From Richard M. Nixon through John McCain, a span of 48 years, every Republican presidential candidate save for Gerald R. Ford and Bob Dole has claimed ties to the Sun Belt. The last Republican president, George W. Bush, made a point of fixing his political compass in Texas once he was done with Yale and Harvard Business School, complete with what many heard as a slightly exaggerated drawl, as had his father, a Connecticut Yankee turned Texas oilman.
Yet as Republicans gather here this week, they are nominating for president a governor of Massachusetts who was born in Michigan and, for vice president, a congressman from Wisconsin. Meanwhile, Sun Belt states that were once reliable parts of the Republican electoral map are turning blue or have turned blue, like California. Only Southern notches of the belt remain.
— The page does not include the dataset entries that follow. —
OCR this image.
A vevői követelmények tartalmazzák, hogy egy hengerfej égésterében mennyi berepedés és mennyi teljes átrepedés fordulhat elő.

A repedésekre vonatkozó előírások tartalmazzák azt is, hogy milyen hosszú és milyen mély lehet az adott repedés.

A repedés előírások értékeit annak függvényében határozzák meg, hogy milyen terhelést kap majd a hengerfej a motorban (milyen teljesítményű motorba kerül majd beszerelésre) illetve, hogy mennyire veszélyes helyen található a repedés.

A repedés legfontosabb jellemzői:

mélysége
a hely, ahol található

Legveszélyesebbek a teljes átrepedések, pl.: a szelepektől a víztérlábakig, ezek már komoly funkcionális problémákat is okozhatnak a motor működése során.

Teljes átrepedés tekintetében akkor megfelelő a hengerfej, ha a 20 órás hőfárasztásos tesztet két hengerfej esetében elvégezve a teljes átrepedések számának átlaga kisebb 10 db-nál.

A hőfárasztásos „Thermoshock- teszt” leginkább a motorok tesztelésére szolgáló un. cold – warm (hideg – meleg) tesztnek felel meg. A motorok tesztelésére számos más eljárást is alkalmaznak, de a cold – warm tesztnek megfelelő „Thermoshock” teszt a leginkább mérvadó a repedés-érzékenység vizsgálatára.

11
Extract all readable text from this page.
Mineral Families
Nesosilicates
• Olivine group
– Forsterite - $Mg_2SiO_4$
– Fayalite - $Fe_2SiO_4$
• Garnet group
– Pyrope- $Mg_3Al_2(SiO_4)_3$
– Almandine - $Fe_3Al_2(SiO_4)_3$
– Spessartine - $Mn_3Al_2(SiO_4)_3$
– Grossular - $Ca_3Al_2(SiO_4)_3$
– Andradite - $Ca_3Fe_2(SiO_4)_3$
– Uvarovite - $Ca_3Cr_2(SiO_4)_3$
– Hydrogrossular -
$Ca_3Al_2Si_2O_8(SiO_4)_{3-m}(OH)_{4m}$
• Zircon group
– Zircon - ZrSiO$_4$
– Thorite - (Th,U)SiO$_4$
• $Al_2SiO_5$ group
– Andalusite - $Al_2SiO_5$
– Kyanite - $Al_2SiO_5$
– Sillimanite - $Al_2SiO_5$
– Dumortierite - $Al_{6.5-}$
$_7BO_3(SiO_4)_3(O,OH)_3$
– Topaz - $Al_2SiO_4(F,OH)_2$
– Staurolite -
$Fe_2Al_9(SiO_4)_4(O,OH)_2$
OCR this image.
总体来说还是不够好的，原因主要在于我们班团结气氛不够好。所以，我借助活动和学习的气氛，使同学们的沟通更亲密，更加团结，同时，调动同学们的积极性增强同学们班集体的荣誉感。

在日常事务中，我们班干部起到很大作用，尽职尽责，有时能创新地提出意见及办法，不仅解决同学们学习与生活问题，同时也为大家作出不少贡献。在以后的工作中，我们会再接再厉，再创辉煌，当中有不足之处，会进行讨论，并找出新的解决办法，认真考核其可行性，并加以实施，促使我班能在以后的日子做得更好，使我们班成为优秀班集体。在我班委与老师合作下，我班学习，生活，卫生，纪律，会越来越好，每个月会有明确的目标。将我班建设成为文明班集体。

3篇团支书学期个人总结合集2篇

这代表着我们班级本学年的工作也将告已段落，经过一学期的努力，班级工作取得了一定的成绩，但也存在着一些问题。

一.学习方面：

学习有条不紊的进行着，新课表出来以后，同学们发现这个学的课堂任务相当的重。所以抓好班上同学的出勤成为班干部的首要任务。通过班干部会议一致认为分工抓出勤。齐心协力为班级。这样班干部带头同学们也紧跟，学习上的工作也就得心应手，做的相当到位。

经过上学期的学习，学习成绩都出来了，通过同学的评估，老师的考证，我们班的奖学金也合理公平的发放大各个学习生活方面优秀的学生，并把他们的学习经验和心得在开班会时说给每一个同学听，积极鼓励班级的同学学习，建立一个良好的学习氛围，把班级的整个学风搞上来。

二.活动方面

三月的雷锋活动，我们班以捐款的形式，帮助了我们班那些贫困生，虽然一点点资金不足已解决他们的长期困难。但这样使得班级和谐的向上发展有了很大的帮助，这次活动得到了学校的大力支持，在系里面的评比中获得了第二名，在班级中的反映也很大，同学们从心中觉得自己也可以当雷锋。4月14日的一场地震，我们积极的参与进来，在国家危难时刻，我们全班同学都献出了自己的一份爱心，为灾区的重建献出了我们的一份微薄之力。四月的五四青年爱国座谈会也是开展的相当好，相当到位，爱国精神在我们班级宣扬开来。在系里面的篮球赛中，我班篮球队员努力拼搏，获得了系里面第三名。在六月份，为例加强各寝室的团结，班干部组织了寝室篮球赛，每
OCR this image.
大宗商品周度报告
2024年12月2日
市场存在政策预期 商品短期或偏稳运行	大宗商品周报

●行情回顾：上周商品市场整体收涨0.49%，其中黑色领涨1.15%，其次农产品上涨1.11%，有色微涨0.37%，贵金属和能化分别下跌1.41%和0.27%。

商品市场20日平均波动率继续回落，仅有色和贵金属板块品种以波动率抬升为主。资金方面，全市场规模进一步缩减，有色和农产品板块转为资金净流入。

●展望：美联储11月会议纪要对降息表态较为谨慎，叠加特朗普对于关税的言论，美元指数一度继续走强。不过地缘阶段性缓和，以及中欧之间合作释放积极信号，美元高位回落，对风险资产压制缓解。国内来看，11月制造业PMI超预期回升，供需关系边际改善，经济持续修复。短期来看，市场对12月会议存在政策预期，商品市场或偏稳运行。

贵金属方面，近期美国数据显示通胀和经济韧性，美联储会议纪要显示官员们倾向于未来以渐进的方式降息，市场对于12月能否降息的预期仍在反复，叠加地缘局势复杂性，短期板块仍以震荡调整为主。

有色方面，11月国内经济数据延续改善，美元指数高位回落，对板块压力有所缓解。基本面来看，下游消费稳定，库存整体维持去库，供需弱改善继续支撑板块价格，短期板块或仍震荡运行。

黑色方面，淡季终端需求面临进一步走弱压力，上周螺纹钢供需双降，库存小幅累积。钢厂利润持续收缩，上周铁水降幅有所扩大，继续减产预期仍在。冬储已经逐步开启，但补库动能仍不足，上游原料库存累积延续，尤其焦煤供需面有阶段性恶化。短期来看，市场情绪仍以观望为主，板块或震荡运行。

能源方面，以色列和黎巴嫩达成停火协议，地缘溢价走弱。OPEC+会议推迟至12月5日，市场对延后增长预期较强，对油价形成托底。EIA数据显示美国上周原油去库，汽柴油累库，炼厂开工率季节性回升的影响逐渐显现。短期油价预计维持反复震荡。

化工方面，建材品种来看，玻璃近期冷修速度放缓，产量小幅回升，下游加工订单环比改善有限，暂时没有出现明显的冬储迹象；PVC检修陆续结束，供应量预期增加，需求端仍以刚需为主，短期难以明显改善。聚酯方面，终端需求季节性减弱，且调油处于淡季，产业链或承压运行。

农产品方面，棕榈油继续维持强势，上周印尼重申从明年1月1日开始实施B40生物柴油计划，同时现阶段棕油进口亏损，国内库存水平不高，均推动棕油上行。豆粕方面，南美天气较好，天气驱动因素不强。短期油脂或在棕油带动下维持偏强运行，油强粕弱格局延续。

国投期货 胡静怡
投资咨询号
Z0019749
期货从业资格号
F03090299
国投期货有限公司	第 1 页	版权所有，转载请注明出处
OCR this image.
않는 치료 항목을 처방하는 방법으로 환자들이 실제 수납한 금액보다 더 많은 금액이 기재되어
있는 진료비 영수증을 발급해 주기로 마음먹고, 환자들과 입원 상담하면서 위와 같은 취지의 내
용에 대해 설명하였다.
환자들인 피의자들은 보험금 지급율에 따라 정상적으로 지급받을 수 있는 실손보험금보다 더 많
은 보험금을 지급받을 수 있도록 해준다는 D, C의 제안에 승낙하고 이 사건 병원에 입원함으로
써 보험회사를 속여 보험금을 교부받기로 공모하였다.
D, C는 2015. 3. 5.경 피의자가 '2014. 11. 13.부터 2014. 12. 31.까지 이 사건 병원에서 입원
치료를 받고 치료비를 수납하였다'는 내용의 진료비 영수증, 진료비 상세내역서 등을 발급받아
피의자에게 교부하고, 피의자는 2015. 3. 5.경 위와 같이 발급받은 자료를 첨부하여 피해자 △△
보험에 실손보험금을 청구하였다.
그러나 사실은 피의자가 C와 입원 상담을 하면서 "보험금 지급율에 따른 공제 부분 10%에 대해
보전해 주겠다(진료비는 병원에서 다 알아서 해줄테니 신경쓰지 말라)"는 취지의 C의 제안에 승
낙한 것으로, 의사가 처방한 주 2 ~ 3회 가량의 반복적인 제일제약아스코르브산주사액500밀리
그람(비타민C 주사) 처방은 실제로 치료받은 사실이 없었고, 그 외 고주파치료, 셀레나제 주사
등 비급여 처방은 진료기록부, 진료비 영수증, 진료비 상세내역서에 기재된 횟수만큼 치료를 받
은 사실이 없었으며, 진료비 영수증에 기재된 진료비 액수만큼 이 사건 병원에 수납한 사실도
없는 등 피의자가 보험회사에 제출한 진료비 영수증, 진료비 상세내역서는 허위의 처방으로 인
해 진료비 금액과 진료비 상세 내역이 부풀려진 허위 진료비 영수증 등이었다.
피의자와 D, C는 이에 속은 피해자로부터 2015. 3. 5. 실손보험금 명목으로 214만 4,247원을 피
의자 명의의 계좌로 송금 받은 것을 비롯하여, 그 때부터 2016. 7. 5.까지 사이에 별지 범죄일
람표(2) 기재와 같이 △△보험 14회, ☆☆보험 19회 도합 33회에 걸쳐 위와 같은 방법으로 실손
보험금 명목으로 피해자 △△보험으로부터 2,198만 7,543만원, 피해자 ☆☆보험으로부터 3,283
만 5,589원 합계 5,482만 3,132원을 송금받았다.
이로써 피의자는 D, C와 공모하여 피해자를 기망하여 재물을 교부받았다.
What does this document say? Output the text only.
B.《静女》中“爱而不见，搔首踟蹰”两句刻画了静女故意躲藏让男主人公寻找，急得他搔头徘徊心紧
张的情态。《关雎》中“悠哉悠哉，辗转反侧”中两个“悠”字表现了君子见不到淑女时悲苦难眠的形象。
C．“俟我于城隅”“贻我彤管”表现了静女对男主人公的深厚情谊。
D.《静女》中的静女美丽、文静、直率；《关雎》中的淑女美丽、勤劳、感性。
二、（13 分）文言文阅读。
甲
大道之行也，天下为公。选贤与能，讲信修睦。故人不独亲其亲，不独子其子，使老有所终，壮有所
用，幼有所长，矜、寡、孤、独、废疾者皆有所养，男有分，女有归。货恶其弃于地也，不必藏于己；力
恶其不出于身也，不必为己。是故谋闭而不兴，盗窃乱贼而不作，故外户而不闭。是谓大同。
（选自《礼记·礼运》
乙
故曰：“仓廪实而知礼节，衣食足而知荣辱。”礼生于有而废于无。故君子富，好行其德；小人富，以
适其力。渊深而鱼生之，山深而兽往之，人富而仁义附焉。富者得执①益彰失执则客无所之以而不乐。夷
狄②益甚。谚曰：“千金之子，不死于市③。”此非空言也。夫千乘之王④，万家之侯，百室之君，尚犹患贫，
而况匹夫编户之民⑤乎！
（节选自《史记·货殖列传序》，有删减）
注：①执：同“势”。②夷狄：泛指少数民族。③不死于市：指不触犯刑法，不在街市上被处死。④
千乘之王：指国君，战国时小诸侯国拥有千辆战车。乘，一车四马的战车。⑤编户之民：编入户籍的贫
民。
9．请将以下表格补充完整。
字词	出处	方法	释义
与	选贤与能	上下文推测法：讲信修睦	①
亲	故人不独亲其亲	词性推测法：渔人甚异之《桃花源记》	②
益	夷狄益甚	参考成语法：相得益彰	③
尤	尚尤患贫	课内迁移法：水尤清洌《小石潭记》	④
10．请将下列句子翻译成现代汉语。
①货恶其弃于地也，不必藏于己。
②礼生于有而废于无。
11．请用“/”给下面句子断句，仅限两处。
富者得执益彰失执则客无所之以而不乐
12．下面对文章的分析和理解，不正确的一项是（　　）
And the sunny symbol of Ronald Reagan in a cowboy hat cutting wood, as good an image of the Sun Belt spirit as there was, has given way to the angrier politics of the Tea Party, which embraces much of the same anti-government message but with a decidedly different tone.
The Sun Belt remains an economic, political and cultural force. But the 40th Republican National Convention is a sign that the Republicans’ grip on it is loosening. The nominations of Mitt Romney and Paul D. Ryan could mark the end of an era.
“It’s really a dramatic change in the 30-some-odd years since I ran Reagan’s campaign,” said Ed Rollins, a Republican consultant. “I began with a base, even when we were 30 points down, when Reagan asked me to run his campaign. The West Coast is gone, and those are big numbers.” Stuart Spencer, another senior Reagan campaign adviser, said Reagan at once personified and defined himself as a creature of the Sun Belt. “That’s where we started, and we added from there,” he said. “But Colorado is in play now. Nevada is in play.”